The department first put horizontal drilling opportunities out to bid in the fall of 2014 and has since struck leases in the northern counties of Marshall, Tyler and Wetzel. They include parts of wildlife management areas at Conaway Run Lake, The Jug, Underwood, Burches Run Lake and Lewis Wetzel; Fish Creek and Middle Island Creek; and a few miles of the Ohio River.
Given the uncertainty about natural gas prices, West Virginia Commerce Secretary Keith Burdette said the state is treating the leases as one-time cash that will bolster the parks system and wildlife programs, hopefully creating more revenue sources through the improvements.
Under state and federal requirements, about $5.4 million has to be doled out to state Division of Natural Resources projects, and $12.6 million must go back into wildlife management.
Burdette said the state plans to spend a few million dollars to renovate 34 cabins, including adding heat and air conditioning to some cabins that aren’t currently year-round rentals.
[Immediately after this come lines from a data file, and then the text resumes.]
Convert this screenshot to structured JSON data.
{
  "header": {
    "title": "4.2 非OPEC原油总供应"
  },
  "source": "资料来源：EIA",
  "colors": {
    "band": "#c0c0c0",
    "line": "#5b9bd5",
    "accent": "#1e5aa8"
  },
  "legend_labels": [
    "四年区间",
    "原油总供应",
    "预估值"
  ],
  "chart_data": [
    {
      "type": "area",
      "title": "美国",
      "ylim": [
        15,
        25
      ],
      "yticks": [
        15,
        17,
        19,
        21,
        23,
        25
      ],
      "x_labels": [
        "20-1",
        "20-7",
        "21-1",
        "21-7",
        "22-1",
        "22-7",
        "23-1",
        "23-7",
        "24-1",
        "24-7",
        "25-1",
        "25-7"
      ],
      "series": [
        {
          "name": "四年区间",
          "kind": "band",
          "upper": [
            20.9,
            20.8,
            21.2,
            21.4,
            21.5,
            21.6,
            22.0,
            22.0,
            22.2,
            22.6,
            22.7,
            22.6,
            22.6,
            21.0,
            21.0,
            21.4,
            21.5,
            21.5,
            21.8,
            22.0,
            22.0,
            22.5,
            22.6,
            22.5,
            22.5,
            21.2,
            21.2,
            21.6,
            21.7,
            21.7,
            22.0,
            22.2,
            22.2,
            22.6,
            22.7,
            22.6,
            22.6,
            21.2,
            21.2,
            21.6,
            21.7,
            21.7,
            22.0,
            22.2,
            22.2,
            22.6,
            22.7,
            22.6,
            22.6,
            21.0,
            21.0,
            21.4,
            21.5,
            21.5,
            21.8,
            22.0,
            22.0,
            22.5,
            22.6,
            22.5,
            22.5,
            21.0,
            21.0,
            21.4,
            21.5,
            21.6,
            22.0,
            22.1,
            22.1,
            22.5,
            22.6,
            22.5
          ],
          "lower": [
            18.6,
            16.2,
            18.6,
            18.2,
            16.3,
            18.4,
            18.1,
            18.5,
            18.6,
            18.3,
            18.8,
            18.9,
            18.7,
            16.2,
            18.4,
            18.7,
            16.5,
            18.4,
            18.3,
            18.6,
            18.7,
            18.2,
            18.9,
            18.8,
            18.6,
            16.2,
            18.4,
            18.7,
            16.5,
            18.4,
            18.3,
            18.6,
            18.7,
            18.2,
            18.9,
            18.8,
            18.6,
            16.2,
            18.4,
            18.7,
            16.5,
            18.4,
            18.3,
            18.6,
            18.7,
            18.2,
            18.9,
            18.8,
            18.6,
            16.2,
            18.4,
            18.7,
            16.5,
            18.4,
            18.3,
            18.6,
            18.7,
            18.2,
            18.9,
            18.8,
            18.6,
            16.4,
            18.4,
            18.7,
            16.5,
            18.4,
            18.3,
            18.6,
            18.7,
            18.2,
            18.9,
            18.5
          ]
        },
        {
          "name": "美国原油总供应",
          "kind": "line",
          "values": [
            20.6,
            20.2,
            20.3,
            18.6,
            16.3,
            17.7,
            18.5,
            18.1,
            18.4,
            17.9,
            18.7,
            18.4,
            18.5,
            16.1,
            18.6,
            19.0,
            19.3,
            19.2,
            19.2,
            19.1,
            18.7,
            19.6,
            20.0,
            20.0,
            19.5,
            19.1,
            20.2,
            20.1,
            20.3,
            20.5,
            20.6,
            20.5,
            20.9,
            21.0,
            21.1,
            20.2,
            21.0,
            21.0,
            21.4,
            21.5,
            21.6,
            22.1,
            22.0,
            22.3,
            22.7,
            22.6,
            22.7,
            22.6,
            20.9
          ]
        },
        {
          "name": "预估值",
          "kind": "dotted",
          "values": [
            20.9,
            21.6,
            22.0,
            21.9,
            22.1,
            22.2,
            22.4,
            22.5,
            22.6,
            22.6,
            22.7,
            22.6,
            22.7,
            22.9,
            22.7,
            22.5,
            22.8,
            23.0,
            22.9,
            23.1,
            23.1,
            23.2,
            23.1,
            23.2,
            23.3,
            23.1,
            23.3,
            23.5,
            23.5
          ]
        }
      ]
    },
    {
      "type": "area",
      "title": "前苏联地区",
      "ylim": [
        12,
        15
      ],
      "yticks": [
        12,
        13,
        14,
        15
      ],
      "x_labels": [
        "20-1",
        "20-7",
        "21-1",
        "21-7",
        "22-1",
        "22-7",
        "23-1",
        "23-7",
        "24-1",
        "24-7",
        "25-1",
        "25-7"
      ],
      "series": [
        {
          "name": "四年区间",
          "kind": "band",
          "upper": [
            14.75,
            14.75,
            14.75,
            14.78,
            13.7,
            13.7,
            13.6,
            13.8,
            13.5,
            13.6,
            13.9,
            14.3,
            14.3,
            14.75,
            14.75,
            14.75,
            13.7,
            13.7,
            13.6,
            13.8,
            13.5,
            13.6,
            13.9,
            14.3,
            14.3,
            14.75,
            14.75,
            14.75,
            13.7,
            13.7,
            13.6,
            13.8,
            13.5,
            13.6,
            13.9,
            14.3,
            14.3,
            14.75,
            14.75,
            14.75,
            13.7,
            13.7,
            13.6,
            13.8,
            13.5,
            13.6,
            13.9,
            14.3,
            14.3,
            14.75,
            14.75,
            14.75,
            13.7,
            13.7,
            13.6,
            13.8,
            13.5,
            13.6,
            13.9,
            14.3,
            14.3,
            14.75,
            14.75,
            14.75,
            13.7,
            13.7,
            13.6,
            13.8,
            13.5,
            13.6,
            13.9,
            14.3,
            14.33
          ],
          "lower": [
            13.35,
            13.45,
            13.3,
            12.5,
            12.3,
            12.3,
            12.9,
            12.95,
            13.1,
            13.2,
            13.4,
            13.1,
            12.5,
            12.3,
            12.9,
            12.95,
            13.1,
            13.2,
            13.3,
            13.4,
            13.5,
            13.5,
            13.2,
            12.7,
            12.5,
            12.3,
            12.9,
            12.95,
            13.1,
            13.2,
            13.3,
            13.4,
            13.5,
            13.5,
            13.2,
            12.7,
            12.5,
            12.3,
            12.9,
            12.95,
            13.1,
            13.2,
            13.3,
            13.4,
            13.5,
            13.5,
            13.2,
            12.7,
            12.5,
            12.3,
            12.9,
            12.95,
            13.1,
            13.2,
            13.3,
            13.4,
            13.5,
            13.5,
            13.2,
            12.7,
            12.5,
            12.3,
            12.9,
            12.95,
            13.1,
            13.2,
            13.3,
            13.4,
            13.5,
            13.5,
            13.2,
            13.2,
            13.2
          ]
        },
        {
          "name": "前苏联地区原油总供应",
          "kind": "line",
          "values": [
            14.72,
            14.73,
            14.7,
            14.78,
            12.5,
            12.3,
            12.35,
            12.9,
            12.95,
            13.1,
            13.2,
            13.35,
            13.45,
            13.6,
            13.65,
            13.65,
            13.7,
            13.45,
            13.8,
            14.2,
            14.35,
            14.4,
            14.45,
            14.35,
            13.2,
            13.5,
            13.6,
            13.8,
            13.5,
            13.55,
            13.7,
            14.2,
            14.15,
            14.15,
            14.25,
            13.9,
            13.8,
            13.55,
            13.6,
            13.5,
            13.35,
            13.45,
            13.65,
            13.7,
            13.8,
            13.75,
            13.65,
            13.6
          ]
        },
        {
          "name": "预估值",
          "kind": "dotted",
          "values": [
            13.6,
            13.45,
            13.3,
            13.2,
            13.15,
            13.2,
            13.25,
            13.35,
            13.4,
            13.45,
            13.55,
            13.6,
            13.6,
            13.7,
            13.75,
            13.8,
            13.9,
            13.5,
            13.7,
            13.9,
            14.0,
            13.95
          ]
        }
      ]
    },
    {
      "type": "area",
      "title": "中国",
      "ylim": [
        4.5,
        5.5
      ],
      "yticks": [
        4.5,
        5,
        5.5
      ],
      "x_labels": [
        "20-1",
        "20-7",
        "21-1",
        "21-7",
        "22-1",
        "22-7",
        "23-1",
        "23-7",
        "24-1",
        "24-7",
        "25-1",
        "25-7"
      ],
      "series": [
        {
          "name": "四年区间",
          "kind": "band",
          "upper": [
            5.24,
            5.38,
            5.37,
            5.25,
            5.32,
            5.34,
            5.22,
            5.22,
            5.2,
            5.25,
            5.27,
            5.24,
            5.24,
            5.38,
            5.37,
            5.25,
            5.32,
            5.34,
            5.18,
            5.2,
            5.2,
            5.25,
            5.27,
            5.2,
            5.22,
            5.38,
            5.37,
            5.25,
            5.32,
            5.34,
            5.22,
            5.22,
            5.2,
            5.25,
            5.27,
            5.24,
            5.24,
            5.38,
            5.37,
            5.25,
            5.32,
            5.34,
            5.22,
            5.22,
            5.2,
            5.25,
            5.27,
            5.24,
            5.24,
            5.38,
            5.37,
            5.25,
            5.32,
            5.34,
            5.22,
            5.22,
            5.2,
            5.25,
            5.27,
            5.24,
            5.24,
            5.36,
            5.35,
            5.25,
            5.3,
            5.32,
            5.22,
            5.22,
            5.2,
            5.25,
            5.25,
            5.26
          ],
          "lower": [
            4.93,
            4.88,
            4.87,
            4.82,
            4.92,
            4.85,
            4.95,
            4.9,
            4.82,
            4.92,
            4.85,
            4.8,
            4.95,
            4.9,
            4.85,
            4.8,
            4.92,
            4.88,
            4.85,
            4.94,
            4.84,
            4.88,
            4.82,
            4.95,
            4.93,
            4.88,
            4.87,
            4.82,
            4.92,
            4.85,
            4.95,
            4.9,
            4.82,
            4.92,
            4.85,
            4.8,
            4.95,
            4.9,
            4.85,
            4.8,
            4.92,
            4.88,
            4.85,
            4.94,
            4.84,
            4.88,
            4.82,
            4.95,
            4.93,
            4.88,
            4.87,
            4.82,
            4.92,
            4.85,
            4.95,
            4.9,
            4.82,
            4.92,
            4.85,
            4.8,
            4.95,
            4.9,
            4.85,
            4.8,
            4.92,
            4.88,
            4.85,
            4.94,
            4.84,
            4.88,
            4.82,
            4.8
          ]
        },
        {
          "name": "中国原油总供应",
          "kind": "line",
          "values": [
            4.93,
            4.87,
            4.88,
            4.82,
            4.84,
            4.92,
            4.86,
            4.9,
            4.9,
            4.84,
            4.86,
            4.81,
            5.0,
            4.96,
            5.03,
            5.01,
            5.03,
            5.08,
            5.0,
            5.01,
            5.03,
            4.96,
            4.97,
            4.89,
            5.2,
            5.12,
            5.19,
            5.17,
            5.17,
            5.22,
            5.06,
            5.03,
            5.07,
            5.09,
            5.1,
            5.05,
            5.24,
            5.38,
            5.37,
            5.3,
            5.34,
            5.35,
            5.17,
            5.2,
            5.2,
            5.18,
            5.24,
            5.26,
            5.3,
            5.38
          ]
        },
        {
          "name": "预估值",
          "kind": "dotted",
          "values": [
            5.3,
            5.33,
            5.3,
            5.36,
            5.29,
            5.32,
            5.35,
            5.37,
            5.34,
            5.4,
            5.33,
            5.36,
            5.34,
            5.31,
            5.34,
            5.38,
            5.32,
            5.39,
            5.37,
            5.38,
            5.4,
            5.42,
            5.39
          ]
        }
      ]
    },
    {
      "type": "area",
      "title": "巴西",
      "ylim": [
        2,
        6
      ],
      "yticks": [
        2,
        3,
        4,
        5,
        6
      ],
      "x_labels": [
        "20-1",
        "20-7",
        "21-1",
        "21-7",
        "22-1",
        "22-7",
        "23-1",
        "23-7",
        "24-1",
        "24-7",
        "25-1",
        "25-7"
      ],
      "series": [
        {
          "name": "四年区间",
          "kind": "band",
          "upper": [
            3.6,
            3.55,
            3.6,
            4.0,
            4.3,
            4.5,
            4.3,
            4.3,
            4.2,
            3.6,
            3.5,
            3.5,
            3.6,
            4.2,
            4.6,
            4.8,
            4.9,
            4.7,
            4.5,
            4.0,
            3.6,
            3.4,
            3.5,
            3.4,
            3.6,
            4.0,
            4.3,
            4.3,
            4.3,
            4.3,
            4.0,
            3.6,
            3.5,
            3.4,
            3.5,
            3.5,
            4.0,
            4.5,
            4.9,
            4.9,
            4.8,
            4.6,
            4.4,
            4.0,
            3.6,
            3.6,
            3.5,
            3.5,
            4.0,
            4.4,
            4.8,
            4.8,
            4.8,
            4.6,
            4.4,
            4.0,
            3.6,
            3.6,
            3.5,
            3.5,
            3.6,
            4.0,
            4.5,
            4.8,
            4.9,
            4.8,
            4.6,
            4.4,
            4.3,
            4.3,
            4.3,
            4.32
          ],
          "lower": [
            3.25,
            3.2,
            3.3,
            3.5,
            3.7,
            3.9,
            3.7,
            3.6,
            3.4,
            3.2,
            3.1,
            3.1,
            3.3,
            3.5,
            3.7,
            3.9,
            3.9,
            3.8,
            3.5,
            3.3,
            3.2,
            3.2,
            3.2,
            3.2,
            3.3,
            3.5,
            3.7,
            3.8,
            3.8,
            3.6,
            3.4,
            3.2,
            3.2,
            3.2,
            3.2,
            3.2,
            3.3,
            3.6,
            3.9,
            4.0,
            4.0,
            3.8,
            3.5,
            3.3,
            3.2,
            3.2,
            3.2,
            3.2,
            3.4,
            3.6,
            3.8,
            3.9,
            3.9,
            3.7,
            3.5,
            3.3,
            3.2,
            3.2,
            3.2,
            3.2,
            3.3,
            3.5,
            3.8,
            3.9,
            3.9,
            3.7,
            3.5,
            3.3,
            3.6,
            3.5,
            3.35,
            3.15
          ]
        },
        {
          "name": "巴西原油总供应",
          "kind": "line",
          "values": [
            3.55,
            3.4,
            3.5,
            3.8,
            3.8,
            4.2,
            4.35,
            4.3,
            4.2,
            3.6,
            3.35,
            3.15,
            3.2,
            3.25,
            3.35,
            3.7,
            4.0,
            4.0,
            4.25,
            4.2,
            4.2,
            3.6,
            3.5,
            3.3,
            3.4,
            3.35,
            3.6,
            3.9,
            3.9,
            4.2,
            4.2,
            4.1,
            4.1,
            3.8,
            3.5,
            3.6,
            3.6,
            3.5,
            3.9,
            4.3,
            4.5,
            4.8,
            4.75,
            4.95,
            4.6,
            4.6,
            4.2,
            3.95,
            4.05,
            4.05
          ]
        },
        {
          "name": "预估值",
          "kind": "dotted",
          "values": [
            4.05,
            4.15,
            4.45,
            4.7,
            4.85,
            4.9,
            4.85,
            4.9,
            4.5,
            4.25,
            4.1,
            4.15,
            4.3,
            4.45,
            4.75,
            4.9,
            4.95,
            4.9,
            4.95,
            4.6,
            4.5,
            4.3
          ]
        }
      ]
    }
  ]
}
Officials also will add 10 picnic shelters across the park system and upgrade some campground sites with electric hookups, bigger parking areas and water and wastewater system repairs. Burdette said a spray park designed for toddlers is also in the plans, likely at Chief Logan State Park.
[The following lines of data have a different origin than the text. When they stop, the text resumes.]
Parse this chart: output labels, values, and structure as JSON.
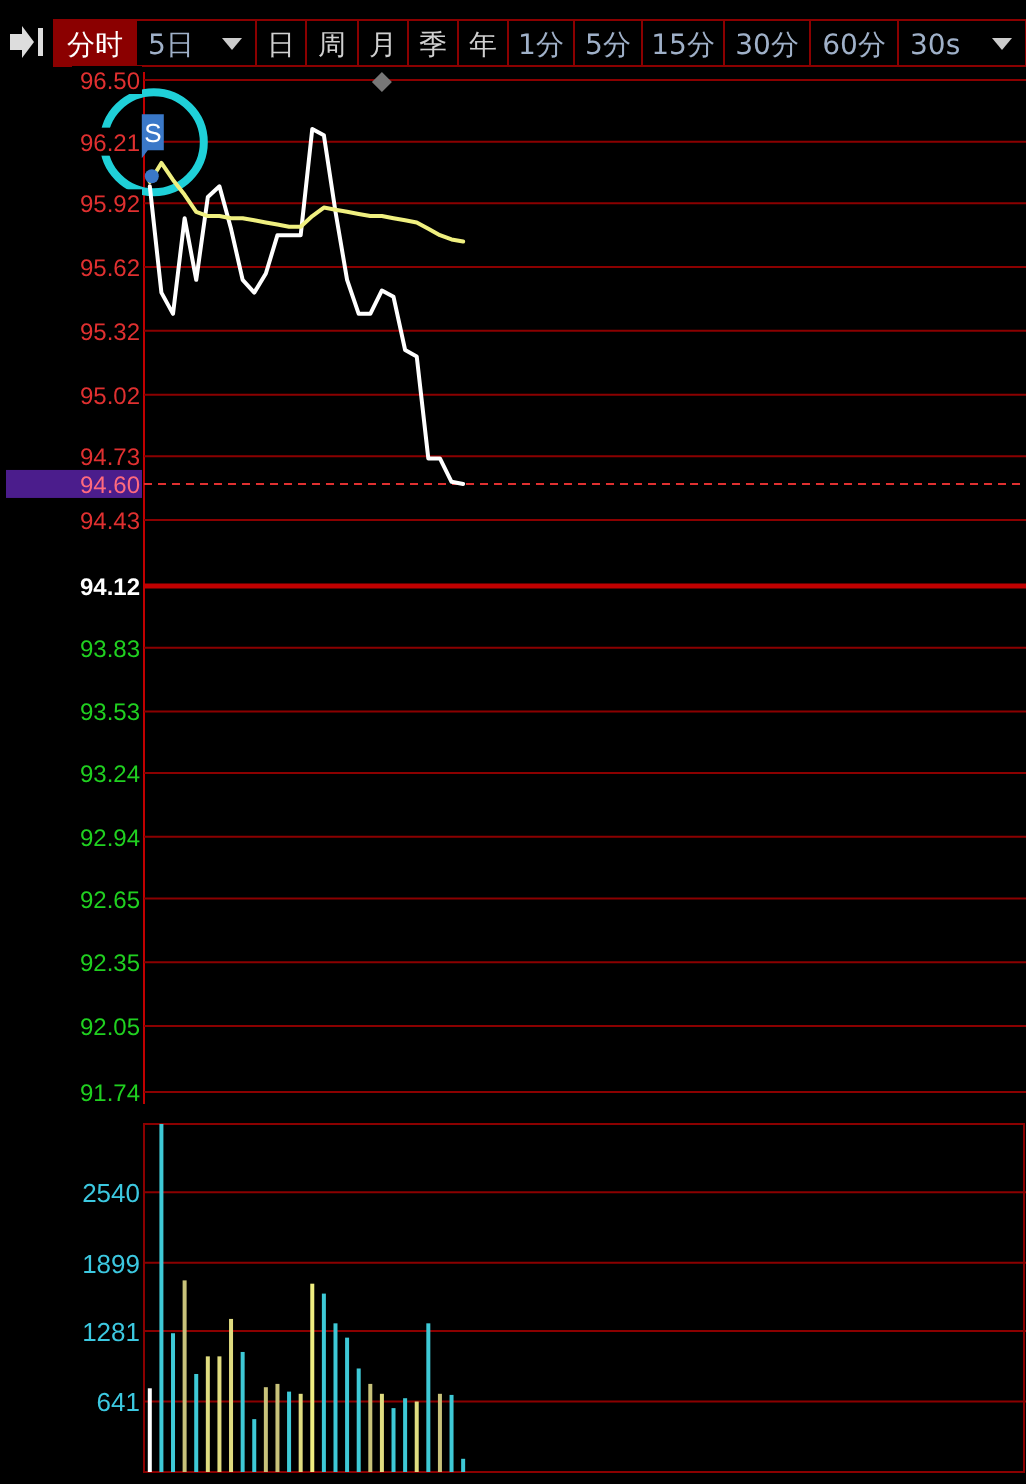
{
  "chart_data": [
    {
      "type": "other",
      "annotations": [
        "分时",
        "5日",
        "日",
        "周",
        "月",
        "季",
        "年",
        "1分",
        "5分",
        "15分",
        "30分",
        "60分",
        "30s"
      ]
    },
    {
      "type": "line",
      "categories": [
        null,
        null,
        null,
        null,
        null,
        null,
        null,
        null,
        null,
        null,
        null,
        null,
        null,
        null,
        null,
        null,
        null,
        null,
        null,
        null,
        null,
        null,
        null,
        null,
        null,
        null,
        null,
        null,
        null,
        null,
        null,
        null,
        null,
        null,
        null,
        null,
        null,
        null,
        null,
        null,
        null,
        null,
        null,
        null,
        null,
        null,
        null,
        null,
        null,
        null,
        null,
        null,
        null,
        null,
        null,
        null,
        null,
        null,
        null,
        null,
        null,
        null,
        null,
        null,
        null,
        null,
        null,
        null,
        null,
        null,
        null,
        null,
        null,
        null,
        null,
        null
      ],
      "series": [
        {
          "color": "#ffffff",
          "values": [
            96.0,
            95.5,
            95.4,
            95.85,
            95.56,
            95.95,
            96.0,
            95.8,
            95.56,
            95.5,
            95.59,
            95.77,
            95.77,
            95.77,
            96.27,
            96.24,
            95.88,
            95.56,
            95.4,
            95.4,
            95.51,
            95.48,
            95.23,
            95.2,
            94.72,
            94.72,
            94.61,
            94.6,
            null,
            null,
            null,
            null,
            null,
            null,
            null,
            null,
            null,
            null,
            null,
            null,
            null,
            null,
            null,
            null,
            null,
            null,
            null,
            null,
            null,
            null,
            null,
            null,
            null,
            null,
            null,
            null,
            null,
            null,
            null,
            null,
            null,
            null,
            null,
            null,
            null,
            null,
            null,
            null,
            null,
            null,
            null,
            null,
            null,
            null,
            null,
            null
          ]
        },
        {
          "color": "#f0f080",
          "values": [
            96.02,
            96.11,
            96.03,
            95.96,
            95.88,
            95.86,
            95.86,
            95.85,
            95.85,
            95.84,
            95.83,
            95.82,
            95.81,
            95.81,
            95.86,
            95.9,
            95.89,
            95.88,
            95.87,
            95.86,
            95.86,
            95.85,
            95.84,
            95.83,
            95.8,
            95.77,
            95.75,
            95.74,
            null,
            null,
            null,
            null,
            null,
            null,
            null,
            null,
            null,
            null,
            null,
            null,
            null,
            null,
            null,
            null,
            null,
            null,
            null,
            null,
            null,
            null,
            null,
            null,
            null,
            null,
            null,
            null,
            null,
            null,
            null,
            null,
            null,
            null,
            null,
            null,
            null,
            null,
            null,
            null,
            null,
            null,
            null,
            null,
            null,
            null,
            null,
            null
          ]
        }
      ],
      "ylim": [
        91.74,
        96.5
      ],
      "yticks": [
        {
          "value": 96.5,
          "label": "96.50"
        },
        96.21,
        95.92,
        95.62,
        95.32,
        95.02,
        94.73,
        94.43,
        94.12,
        93.83,
        93.53,
        93.24,
        92.94,
        92.65,
        92.35,
        92.05,
        91.74
      ],
      "grid": "y",
      "marker": "none",
      "tick_labels": "y",
      "ref_lines": [
        {
          "axis": "y",
          "value": 94.6,
          "label": "94.60",
          "color": "#e03030",
          "line_style": "dashed"
        },
        {
          "axis": "y",
          "value": 94.12,
          "color": "#c00000",
          "line_style": "solid"
        }
      ],
      "annotations": [
        "S"
      ]
    },
    {
      "type": "bar",
      "categories": [
        null,
        null,
        null,
        null,
        null,
        null,
        null,
        null,
        null,
        null,
        null,
        null,
        null,
        null,
        null,
        null,
        null,
        null,
        null,
        null,
        null,
        null,
        null,
        null,
        null,
        null,
        null,
        null,
        null,
        null,
        null,
        null,
        null,
        null,
        null,
        null,
        null,
        null,
        null,
        null,
        null,
        null,
        null,
        null,
        null,
        null,
        null,
        null,
        null,
        null,
        null,
        null,
        null,
        null,
        null,
        null,
        null,
        null,
        null,
        null,
        null,
        null,
        null,
        null,
        null,
        null,
        null,
        null,
        null,
        null,
        null,
        null,
        null,
        null,
        null,
        null
      ],
      "values": [
        760,
        3160,
        1260,
        1740,
        890,
        1050,
        1050,
        1390,
        1090,
        480,
        770,
        800,
        730,
        710,
        1710,
        1620,
        1350,
        1220,
        940,
        800,
        710,
        580,
        670,
        640,
        1350,
        710,
        700,
        120,
        null,
        null,
        null,
        null,
        null,
        null,
        null,
        null,
        null,
        null,
        null,
        null,
        null,
        null,
        null,
        null,
        null,
        null,
        null,
        null,
        null,
        null,
        null,
        null,
        null,
        null,
        null,
        null,
        null,
        null,
        null,
        null,
        null,
        null,
        null,
        null,
        null,
        null,
        null,
        null,
        null,
        null,
        null,
        null,
        null,
        null,
        null,
        null
      ],
      "colors": [
        "#ffffff",
        "#3ec9d6",
        "#3ec9d6",
        "#c8c27a",
        "#3ec9d6",
        "#e0dc80",
        "#e0dc80",
        "#e0dc80",
        "#3ec9d6",
        "#3ec9d6",
        "#c8c27a",
        "#c8c27a",
        "#3ec9d6",
        "#e0dc80",
        "#f0ee80",
        "#3ec9d6",
        "#3ec9d6",
        "#3ec9d6",
        "#3ec9d6",
        "#c8c27a",
        "#e0dc80",
        "#3ec9d6",
        "#3ec9d6",
        "#e0dc80",
        "#3ec9d6",
        "#c8c27a",
        "#3ec9d6",
        "#3ec9d6",
        null,
        null,
        null,
        null,
        null,
        null,
        null,
        null,
        null,
        null,
        null,
        null,
        null,
        null,
        null,
        null,
        null,
        null,
        null,
        null,
        null,
        null,
        null,
        null,
        null,
        null,
        null,
        null,
        null,
        null,
        null,
        null,
        null,
        null,
        null,
        null,
        null,
        null,
        null,
        null,
        null,
        null,
        null,
        null,
        null,
        null,
        null,
        null
      ],
      "ylim": [
        0,
        3160
      ],
      "yticks": [
        641,
        1281,
        1899,
        2540
      ],
      "grid": "y",
      "tick_labels": "y"
    }
  ]
}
With the wildlife area money, Burdette said the state wants to fix lingering issues with fishing dams and add recreational offerings at state parks, including handicap-accessible lake docks.
“It really is about money,” Burdette said. “It’s about how we create self-sustainability.”
The leasing contracts charge an additional 20 percent royalty on what the companies extract, a source of revenue that won’t come through for the cash-strapped state until companies decide the market and other variables are right.
Representatives from several companies – including Statoil USA Onshore Properties, which spent $4.1 million up front for two Ohio River leases – said they weren’t sure when they would begin drilling under the state lands. The leases prohibit companies from drilling on state property, and many state lands fit in like puzzle pieces with other tracts the companies already have paid for.
It’s too soon to say if Statoil will drill under state lands this year, said company spokesman Peter Symons.
Burdette said the state will yield a better return if prices recover first, anyway.
“It may be a year or two, but it will rebound,” Burdette said. “It’s not as if we’re pressed on this.”